Speaking of frustrating…I think I’m going to have to mix it up and warm up and drill with other people. Matt’s technique is subpar, and I want to have someone that knows what they’re doing to practice on, so they can notice and correct my mistakes.

After class, we did have a chance to spar. I really wanted to try to thread the needle and take him down this time. We started as we usually do, with him powering into me. He passed pretty quick, and I did the thread, but he snagged a leg. I did regain guard, but he had one hand in my collar pretty deep, and tried to cross choke me. I don’t think that you can really do this from within guard. He didn’t have it on tight, and I had a grip on one of his wrists, so I wasn’t about to pass out. But with his weight on me, elbows digging into my chest, and the constant threat of him sinking in the choke deeper, I didn’t see any escape.
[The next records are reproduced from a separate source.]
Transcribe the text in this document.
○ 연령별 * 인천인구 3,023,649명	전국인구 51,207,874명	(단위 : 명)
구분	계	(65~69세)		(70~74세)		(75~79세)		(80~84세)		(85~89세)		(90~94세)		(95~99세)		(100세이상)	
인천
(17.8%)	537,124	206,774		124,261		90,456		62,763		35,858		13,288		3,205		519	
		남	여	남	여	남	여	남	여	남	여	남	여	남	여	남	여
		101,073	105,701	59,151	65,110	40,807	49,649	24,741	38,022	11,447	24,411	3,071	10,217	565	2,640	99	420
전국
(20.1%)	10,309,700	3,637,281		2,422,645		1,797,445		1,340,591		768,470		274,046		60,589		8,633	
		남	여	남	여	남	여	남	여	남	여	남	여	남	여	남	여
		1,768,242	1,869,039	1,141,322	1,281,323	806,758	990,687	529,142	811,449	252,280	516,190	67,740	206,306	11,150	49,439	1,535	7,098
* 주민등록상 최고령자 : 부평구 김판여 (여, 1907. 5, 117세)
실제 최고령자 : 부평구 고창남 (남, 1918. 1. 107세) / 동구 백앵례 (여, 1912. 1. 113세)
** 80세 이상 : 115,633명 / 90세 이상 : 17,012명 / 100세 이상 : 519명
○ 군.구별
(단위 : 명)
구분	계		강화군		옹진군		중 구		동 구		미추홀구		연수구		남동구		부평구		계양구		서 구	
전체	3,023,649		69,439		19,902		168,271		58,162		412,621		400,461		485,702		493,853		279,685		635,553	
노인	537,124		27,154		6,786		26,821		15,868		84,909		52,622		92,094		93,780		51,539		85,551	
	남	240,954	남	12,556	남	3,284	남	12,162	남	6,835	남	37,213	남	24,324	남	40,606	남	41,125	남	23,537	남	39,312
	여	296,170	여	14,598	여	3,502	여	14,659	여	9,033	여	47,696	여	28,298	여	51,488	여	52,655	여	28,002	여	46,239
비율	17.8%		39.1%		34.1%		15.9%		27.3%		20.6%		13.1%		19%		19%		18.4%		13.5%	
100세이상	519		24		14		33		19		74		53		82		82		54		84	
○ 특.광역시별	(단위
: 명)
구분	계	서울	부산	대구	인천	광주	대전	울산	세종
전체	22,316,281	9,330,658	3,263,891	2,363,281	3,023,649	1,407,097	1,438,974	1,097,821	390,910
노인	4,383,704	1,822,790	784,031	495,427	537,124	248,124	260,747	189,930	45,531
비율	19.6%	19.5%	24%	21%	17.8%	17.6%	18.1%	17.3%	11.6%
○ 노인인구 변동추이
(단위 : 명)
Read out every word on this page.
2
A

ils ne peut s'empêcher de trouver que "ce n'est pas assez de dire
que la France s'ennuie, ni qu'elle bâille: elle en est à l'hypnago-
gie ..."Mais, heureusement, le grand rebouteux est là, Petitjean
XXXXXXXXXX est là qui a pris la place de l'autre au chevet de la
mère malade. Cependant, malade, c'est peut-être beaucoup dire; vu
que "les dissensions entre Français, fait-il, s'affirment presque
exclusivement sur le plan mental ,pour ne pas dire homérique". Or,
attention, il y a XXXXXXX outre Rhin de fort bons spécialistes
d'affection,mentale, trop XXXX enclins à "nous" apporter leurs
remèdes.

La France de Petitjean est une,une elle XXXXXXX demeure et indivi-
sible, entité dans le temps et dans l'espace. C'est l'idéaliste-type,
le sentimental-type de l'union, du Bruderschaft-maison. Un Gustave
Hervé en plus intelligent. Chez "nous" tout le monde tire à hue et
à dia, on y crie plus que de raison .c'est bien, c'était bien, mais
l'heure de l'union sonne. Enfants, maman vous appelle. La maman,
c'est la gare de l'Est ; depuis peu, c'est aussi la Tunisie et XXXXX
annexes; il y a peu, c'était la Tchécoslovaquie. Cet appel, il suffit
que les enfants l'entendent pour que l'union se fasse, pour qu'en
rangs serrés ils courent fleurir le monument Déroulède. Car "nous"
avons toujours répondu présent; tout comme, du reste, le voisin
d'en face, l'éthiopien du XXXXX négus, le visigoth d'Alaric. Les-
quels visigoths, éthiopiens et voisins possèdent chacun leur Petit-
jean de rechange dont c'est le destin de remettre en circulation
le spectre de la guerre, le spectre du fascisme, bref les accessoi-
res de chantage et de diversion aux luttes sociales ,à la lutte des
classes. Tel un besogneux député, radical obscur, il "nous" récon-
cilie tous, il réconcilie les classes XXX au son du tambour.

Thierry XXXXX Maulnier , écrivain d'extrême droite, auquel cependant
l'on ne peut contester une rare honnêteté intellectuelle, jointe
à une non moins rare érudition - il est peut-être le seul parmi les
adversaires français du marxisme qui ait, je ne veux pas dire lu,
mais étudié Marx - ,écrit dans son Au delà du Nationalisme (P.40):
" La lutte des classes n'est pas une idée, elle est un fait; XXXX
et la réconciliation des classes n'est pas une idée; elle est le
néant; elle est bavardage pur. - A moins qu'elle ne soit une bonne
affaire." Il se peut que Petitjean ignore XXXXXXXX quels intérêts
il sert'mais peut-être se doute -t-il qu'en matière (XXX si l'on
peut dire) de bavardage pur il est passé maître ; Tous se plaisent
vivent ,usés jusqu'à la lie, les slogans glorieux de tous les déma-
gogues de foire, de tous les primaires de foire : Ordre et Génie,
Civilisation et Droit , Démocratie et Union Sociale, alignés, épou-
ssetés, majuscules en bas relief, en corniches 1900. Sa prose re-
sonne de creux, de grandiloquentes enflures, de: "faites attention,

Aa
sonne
Fundamentals was the kimura shoulder lock. We got a brief history lesson on it first. Masahiko Kimura was a Japanese judo player who fought Heilo Gracie in 1955. Dispite having a 40 pound weight advantage, and being considered the greatest judo player of all time, Kimura took 13 minutes to beat Heilo, winning by Gyaku ude-garami, breaking Heilo’s arm in the process. The Brazilians renamed the move to kimura to honor Masahiko.

Masakiko applying the kimura to Heilo Gracie

The kimura from guard wasn’t too hard. It starts with the over the shoulder sweep, but it’s just to gain momentum before falling back and isolating the arm. The rest is grip. Doesn’t take much pressure to cause it to hurt pretty bad!

We finished class up with learning to stand up to base. The correct way to get back to your feet with a guy standing above you. Including an option to destroy his knee and/or take him down.